Updated on 2024-06-03 GMT+08:00

Skew Hints

Description

Specifies redistribution keys containing skew data and skew values, and are used to optimize redistribution involving Join or HashAgg.

Syntax

  • Specify single-table skew.
    1
    skew( [@queryblock] table (column) [(value)])
    
  • Specify intermediate result skew.
    1
    skew( [@queryblock] (join_rel) (column) [(value)])
    

Parameters

  • For details about @queryblock, see Hint Specifying the Query Block Where the Hint Is Located. @queryblock can be omitted, indicating that the hint takes effect in the current query block.
  • table specifies the table where skew occurs.
  • join_rel specifies two or more joined tables. For example, (t1 t2) indicates that the result of joining t1 and t2 tables contains skew data.
  • column specifies one or more columns where skew occurs.
  • value specifies one or more skew values.
  • Skew hints are used only if redistribution is required and the specified skew information matches the redistribution information.
  • Skew hints are controlled by the GUC parameter skew_option. If the parameter is disabled, skew hints cannot be used for solving skew.
  • Currently, skew hints support only the table relationships of the ordinary table and subquery types. Hints can be specified for base tables, subqueries, and WITH ... AS clauses. Unlike other hints, a subquery can be used in skew hints regardless of whether it is pulled up.
  • Use an alias (if any) to specify a table where data skew occurs.
  • You can use a name or an alias to specify a skew column as long as it is not ambiguous. The columns in skew hints cannot be expressions. If data skew occurs in the redistribution that uses an expression as a redistribution key, set the redistribution key as a new column and specify the column in skew hints.
  • The number of skew values must be an integer multiple of the number of columns. Skew values must be grouped based on the column sequence, with each group containing a maximum of 10 values. You can specify duplicate values to group skew columns having different number of skew values. For example, the c1 and c2 columns of the t1 table contain skew data. The skew value of the c1 column is a1, and the skew values of the c2 column are b1 and b2. In this case, the skew hint is skew(t1 (c1 c2) ((a1 b1)(a1 b2))). (a1 b1) is a value group, where NULL is allowed as a skew value. Each hint can contain a maximum of 10 groups and the number of groups should be an integer multiple of the number of columns.
  • In the redistribution optimization of Join, a skew value must be specified for skew hints. The skew value can be left empty for HashAgg.
  • If multiple tables, columns, or values are specified, separate items of the same type with spaces.
  • For skew values, forcible type conversion is not supported in hints. For the string type, single quotation marks are required.

Example:

  • Specify single-table skew.

    Each skew hint describes the skew information of one table relationship. To describe the skews of multiple table relationships in a query, specify multiple skew hints.

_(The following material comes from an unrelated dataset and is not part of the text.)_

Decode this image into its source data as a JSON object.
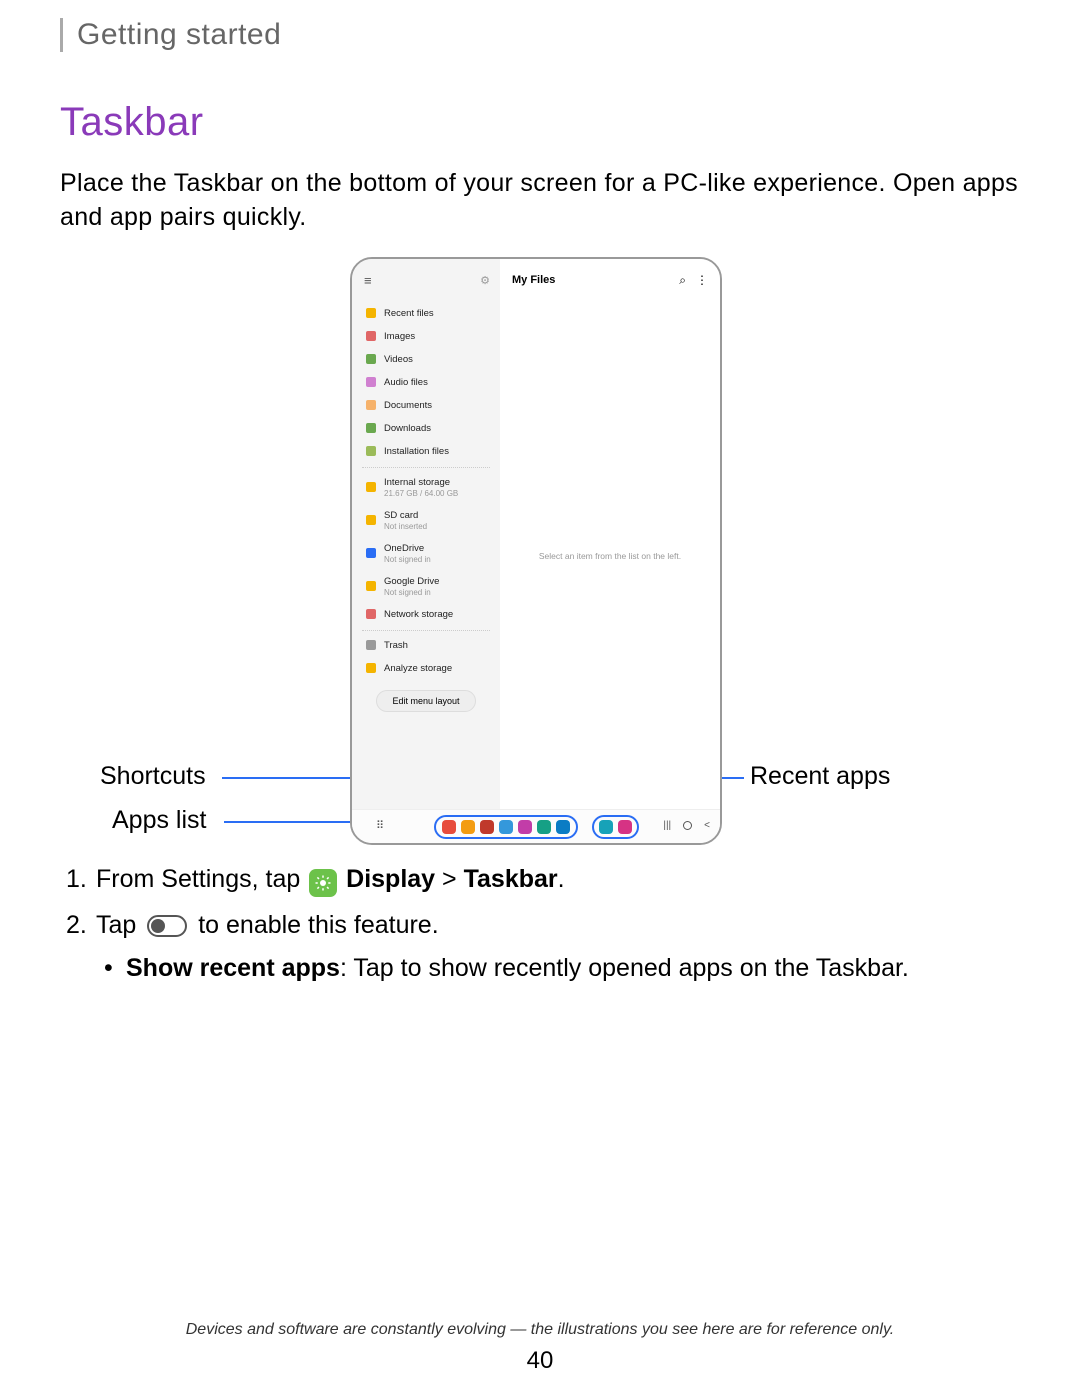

    Skew hints have the following formats:

    • One skew value in one column: skew(t (c1) (v1))

      Description: The v1 value in the c1 column of the t table relationship causes skew in query execution.

    • Multiple skew values in one column: skew(t (c1) (v1 v2 v3 ...))

      Description: Values including v1, v2, and v3 in the c1 column of the t table relationship cause skew in query execution.

    • Multiple columns, each having one skew value: skew(t (c1 c2) (v1 v2))

      Description: The v1 value in the c1 column and the v2 value in the c2 column of the t table relationship cause skew in query execution.

    • Multiple columns, each having multiple skew values: skew(t (c1 c2) ((v1 v2) (v3 v4) (v5 v6) ...))

      Description: Values including v1, v3, and v5 in the c1 column and values including v2, v4, and v6 in the c2 column of the t table relationship cause skew in query execution.

      In the last format, parentheses for skew value groups can be omitted, for example, skew(t (c1 c2) (v1 v2 v3 v4 v5 v6 ...)). In a skew hint, either use parentheses for all skew value groups or for none of them.

      Otherwise, a syntax error will be generated. For example, skew(t (c1 c2) (v1 v2 v3 v4 (v5 v6) ...)) will generate an error.

  • Specify intermediate result skew.

    If data skew does not occur in base tables but in an intermediate result during query execution, specify skew hints of the intermediate result to solve the skew. skew((t1 t2) (c1) (v1))

    Description: Data skew occurs after the table relationships t1 and t2 are joined. The c1 column of the t1 table contains skew data and its skew value is v1.

    c1 can exist only in a table relationship of join_rel. If there is another column having the same name, use aliases to avoid ambiguity.

Suggestion

  • For a multi-level query, write the hint on the layer where data skew occurs.
  • For a listed subquery, you can specify the subquery name in a hint. If you know data skew occurs on which base table, directly specify the table.
  • Aliases are preferred when you specify a table or column in a hint.